Starając się nadążyć za chaosem wokół niego, Lilian uchylił się przed kolejnym zaklęciem. Jego ręka wisiała bezwładnienie u jego boku. Ktoś wycelował klątwą łamania kości w jego czaszkę, ale zdołał się w porę osłonić własną kończyną. Przeciwnik, który wystrzelił zaklęcie, próbował go teraz powalić mugolskimi sposobami, ale wampir po prostu, zamachnął się na niego pazurami, przecinając delikatne białko. Oślepiony mężczyzna upadł na ziemię, wrzeszcząc z bólu. Szesnastolatek nawet nie miał czasu go wykończyć, ponieważ w tym samym czasie kolejna osoba zaszła go od tyłu, próbując udusić. Tym razem musiał się dłuższą chwilę szarpać w uścisku, ale w końcu udało mu się odwrócić napastnika na tyle, aby rozszarpać mu szyję kłami.

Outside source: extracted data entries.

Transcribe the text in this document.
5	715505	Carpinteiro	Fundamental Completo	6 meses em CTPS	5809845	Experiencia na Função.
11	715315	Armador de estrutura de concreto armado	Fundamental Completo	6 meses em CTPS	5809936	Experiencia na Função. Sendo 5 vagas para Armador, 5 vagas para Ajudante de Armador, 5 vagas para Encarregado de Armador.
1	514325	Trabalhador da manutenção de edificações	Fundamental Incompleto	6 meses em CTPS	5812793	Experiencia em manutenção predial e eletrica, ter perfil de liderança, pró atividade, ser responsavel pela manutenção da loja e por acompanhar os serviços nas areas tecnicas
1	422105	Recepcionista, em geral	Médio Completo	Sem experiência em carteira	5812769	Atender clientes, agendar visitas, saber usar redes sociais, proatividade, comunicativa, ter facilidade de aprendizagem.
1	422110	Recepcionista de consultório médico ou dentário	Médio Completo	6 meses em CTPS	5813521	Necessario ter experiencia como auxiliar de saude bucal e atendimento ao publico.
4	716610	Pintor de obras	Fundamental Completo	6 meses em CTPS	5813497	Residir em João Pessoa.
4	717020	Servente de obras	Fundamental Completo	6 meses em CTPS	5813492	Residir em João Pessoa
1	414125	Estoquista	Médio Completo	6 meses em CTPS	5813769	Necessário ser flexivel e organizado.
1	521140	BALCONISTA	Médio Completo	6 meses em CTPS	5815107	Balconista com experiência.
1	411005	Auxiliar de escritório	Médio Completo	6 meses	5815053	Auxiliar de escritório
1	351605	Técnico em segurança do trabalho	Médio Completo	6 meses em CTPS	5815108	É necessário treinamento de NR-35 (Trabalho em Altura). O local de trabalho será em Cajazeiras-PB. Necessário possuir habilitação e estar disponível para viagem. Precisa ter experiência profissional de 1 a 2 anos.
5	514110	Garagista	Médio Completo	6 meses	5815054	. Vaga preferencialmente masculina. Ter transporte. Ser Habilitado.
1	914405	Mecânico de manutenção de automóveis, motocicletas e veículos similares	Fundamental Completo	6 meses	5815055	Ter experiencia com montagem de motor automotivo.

Bitwa nie przypominała tego, co opisuje się w kronikach. To była po prostu krwawa rzeź. Mordowałeś wszystko, co cię atakowało i jedyne na co musiałeś uważać, to fakt czy nie zabijasz swoich sojuszników. Każdy walczył za siebie, bo prawie niemożliwe było chronienie kogoś. Wystarczyło na chwilę się rozproszyć, szukając własnych towarzyszy, a można było samemu paść martwym. To nie było miejsce dla ludzi o słabych nerwach. Czasem kawałki twoich bliskich uderzały w twoją twarz, czasem dusiłeś kogoś w szale, a jeszcze przy innej okazji po prostu leżałeś na ziemi, biorąc ostatni dech, prosząc, by nikt więc cię nie podeptał. Jednym słowem można nazwać to chaosem.

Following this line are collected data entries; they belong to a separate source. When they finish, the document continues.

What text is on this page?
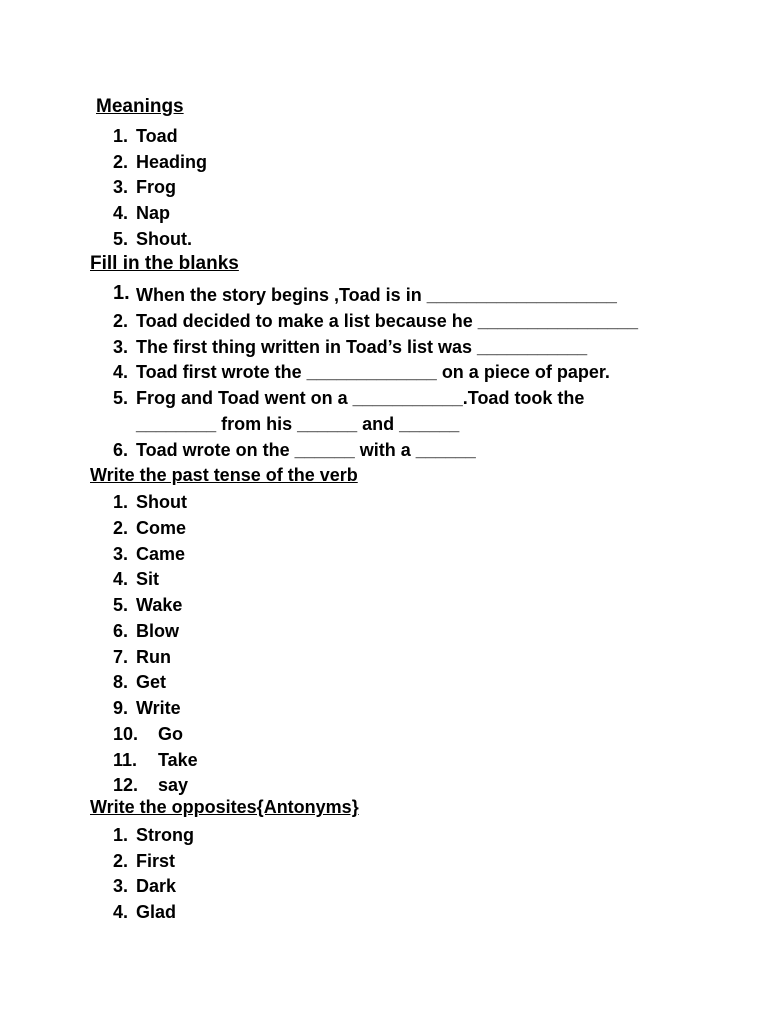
Meanings
1. Toad
2. Heading
3. Frog
4. Nap
5. Shout.
Fill in the blanks
1. When the story begins ,Toad is in ___________________
2. Toad decided to make a list because he ________________
3. The first thing written in Toad’s list was ___________
4. Toad first wrote the _____________ on a piece of paper.
5. Frog and Toad went on a ___________.Toad took the
________ from his ______ and ______
6. Toad wrote on the ______ with a ______
Write the past tense of the verb
1. Shout
2. Come
3. Came
4. Sit
5. Wake
6. Blow
7. Run
8. Get
9. Write
10. Go
11. Take
12. say
Write the opposites{Antonyms}
1. Strong
2. First
3. Dark
4. Glad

Przedzierając się przez kolejne osoby, Lilian modlił się o to, aby wystarczyło mu sił. Jego twarz była umazana krwią, a fałszywa różdżka już dawno leżała gdzieś połamana. Szedł jednak dalej, próbując pokonać jak najwięcej przeciwników. Jeśli przeznaczone mu było zginąć tej nocy, miał zamiar zabrać ze sobą jak najwięcej osób. Jednak w czasie kolejnej z potyczek, dostrzegł kątem oka coś, co sprawiło, że jego serce zamarło na moment. Kilka metrów od niego, walczył jego ojciec. Mężczyzna już ledwie dyszał, a kilka kroków od niego jakaś kobieta celowała w niego różdżką. Było widać, że Mistrzowi Eliksirów nie uda się uskoczyć i na pewno nie będzie miał się na wyczarowanie tarczy. Łamiąc własne zasady, szesnastolatek ruszył na pomoc. Niestety jego drogę zastąpił kolejny przeciwnik. Nie potrafiąc go ominąć, chłopak musiał z frustracją patrzeć, jak kobieta, zaczyna dręczyć jego ojca bolesnymi zaklęciami. Przy klątwie wrzenia krwi nie wytrzymał.

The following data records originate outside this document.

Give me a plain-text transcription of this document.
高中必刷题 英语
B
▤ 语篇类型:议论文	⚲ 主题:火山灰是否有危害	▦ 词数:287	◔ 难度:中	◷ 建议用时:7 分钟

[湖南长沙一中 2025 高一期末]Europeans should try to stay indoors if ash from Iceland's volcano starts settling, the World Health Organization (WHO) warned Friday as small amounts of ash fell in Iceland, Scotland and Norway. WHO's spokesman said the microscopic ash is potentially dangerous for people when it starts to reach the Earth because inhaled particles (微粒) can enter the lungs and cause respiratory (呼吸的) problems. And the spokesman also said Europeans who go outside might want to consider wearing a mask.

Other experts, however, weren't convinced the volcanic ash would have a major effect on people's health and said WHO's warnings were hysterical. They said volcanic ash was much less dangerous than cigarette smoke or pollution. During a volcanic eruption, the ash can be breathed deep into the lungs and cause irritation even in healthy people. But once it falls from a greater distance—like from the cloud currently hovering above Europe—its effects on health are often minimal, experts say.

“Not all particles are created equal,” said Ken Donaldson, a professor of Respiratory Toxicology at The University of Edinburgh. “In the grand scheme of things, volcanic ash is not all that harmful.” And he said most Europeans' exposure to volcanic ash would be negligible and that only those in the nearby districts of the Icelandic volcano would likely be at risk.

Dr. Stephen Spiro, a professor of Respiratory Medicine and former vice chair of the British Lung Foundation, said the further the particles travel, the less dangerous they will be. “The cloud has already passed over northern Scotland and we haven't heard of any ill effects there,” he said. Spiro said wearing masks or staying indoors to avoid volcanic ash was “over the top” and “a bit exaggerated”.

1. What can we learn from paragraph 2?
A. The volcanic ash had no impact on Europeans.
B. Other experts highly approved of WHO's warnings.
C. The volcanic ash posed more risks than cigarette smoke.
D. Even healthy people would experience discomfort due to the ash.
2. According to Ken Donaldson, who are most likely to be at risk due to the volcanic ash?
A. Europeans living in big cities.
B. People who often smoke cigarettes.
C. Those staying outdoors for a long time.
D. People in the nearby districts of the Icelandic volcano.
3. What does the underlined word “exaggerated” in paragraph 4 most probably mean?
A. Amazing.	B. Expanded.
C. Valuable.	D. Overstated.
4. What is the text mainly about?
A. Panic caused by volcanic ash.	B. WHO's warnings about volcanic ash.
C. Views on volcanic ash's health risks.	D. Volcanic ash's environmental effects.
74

Agonalne krzyki mężczyzny jakoś dotarły do uszu ślizgona, nad ogólną wrzawą bitwy. Z determinacją zebrał resztki swojej magi i bez namysłu wysłał ją w powietrze. Nie wiedzieć czemu z jego dłoni wyszedł Patronus. Mały nietoperz trzepotał przez chwilę w powietrzu przed mężczyzną, który do tej pory zasłaniał mu drogę. To tylko wywołało kpiący śmiech. Wtedy w Lilianie coś pękło. Cały szok bitwy, dzisiejsze morderstwa i cudza krew na jego ciele jakby go skaziły. Poczuł, jak całkowicie ślepa nienawiść zalewa jego żyły. Nawet nie zwracał uwagi, że świetliste zwierzę zaczęło piszczeć i zwijać się z bólu. Za bardzo skupił się na swoich emocjach, rozpaczy i rezygnacji. Czerń powoli zaczęła pojawiać się na do tej pory idealnie białym Patronusie. Z każdą chwilą nietoperz stawał się coraz bardziej czarny, a wokół niego ludzie zaczynali odczuwać coraz większą rozpacz. Dodatkowo pisk ranionego zwierzęcia, drażnił uszy do tego stopnia, że niektórzy byli zmuszeni, do opadnięcia na kolana i zakrywania sobie uszu ramionami. Po chwili, która wydawała się wiecznością, zaklęcie po prostu się rozpadło, uwalniając ludzi spod swojego wpływu.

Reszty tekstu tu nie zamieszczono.